ImageSono state fissate per l’anno 2011 le aliquote contributive che riguardano la categoria degli artigiani e dei commercianti. Con una circolare, la numero 34, viene confermata anche per quest’anno l’aliquota pari al 20% per tutti coloro i quali sono iscritti alla gestione separata INPS e che appartengono per l’appunto alla categoria professionale degli artigiani e dei commercianti.

Il reddito minimale fissato per questo anno di imposta è pari a E. 14.522, e invece il massimo, E. 71.737. I contribuenti che non superano il minimale di reddito devono pagare i contributi in 4 soluzioni nel corso dell’anno di imposta e il pagamento avviene ogni 3 mesi.

Se la soglia del minimale viene superata dovranno essere versati i contributi sulla parte che eccede il reddito al momento della dichiarazione dei redditi. Tutti i redditi di impresa verranno presi in considerazione per il calcolo dell’importo da pagare e che sono stati dichiarati nel dato periodo di imposta. Se i redditi di impresa sono maggiori di 43.042 e fino al massimale di reddito imponibile di 71.737 euro, l’aliquota è del 21% per gli artigiani e del 21,09% per i commercianti.

Per i collaboratori che non superano l’età di 21 anni, le aliquote scendono di 3 punti per attestarsi al 17% e 18%, per gli artigiani, e al 17,09% e 18,09%, per i commercianti.

Aliquote Inps

Le aliquote Inps previste per i soggetti iscritti alla gestione separata sono aumentate dal 2010. Lavoratori autonomi senza cassa di previdenza, collaboratori coordinati e continuativi (quindi anche amministratori di societa’), a progetto, venditori porta a porta, lavoratori autonomi occasionali: questi i soggetti interessati alla variazione.

Le aliquote attuali:

  • Soggetti sprovvisti di altra copertura previdenziale: 26,72%
  • Altri soggetti: 17%

Come precisato dall’INPS,  le prestazioni occasionali di durata inferiore a 30 giorni e con compenso non superiore a E. 5.000.00 vanno assoggettate a contribuzione previdenziale solo se è configurabile un rapporto di collaborazione, seppure di breve durata e non è invece ravvisabile un rapporto di lavoro autonomo.
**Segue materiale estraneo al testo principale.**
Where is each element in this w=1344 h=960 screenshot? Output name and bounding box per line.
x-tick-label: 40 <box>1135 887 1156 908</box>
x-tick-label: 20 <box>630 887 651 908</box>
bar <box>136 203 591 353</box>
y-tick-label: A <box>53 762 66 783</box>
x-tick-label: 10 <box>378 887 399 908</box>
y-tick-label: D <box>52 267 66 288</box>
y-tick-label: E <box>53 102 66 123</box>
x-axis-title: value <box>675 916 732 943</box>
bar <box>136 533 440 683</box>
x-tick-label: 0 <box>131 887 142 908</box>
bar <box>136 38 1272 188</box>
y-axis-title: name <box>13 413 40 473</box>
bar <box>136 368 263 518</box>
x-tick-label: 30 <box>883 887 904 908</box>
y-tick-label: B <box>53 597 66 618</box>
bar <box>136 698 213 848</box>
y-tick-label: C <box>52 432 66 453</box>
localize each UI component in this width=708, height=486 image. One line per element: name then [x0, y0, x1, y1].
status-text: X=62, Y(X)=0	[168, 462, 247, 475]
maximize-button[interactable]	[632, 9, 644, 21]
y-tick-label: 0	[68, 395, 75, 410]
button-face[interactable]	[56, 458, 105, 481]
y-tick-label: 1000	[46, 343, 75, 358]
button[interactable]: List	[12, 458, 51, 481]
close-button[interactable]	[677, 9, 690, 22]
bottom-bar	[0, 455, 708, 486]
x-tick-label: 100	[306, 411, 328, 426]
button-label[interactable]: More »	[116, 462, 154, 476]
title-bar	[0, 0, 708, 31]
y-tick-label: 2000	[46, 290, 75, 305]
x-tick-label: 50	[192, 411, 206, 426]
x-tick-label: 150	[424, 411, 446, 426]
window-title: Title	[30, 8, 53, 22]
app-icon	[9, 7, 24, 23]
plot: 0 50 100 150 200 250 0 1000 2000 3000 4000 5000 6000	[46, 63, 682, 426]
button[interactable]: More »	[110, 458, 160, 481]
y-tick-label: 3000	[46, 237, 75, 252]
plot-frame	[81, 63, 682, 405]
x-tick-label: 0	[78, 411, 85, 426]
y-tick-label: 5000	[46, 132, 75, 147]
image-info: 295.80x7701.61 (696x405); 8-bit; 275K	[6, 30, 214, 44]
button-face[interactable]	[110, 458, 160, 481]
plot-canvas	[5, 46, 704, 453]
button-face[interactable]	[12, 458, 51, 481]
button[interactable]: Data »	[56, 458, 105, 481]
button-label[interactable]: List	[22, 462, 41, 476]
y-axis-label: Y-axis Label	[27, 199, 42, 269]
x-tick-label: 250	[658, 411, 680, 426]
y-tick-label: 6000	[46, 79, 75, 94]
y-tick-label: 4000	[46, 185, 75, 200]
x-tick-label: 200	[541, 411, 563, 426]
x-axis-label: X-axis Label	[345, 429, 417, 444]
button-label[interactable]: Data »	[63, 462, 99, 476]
Al fine di distinguere i rapporti di lavoro autonomo occasionale da quelli di collaborazione è necessaria l’assenza di coordinamento dell’attività con il committente, il carattere episodico dell’attività e la completa autonomia circa il tempo ed il modo della prestazione.

Sempre secondo quanto riportato dall’inps, le aliquote contributive 2011 dovrebbero restare immutate rispetto a quelle del 2010 (si attende di conoscere solo i minimali e massimali).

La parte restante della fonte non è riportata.